So basically, the lesson here is no party poopin’ allowed on the Orient Express.
After watching two impressionable masterpieces as my first ever Sidney Lumet viewings (12 Angry Men and Fail Safe) this is certainly a major step down, but I was still moderately engaged throughout with his Agatha Christie adaptation nonetheless. I was particularly drawn to the consistent dichotomy of having the encounters and interrogations be both posh and awkward at the same time, which only helped advance and even foreshadow that admirable subversion from a conventional murder mystery ending; Albert Finney’s performance as Hercule Poirot and the punctilious dialogue written for him really carries this tension as well.

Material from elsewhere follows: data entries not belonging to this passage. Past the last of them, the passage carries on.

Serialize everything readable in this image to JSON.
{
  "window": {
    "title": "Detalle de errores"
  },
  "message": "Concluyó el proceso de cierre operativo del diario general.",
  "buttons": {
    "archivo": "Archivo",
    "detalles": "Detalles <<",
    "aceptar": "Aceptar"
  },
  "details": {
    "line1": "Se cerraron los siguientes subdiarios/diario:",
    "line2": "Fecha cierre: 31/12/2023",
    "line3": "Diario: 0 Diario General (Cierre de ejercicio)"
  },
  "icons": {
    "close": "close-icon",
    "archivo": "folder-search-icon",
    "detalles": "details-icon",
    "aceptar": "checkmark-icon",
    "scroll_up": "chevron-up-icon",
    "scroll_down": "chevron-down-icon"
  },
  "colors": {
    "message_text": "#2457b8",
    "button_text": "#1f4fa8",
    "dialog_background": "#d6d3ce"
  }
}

Howbeit, there’s a lot of emotional baggage to unpack from the ensemble of characters, and each one seems so glossed over that, even in the characters’ respected scenes where they’re questioned, the audience rarely seems to have enough time to absorb the information in to evoke pathos for them, at least never as much as what the actual tragedy that happened in the opening sequence can bring alone from just words; maybe this is the main reason why this Murder on the Orient Express adaptation isn’t often looked at as some masterpiece; it prioritizes going through a neck-tight checklist for discovering puzzle pieces rather than having them each appeal to the viewer sentimentally. Still, overall, the film is fine!
“Murder on the Orient Express” is now available to stream on IMDb TV.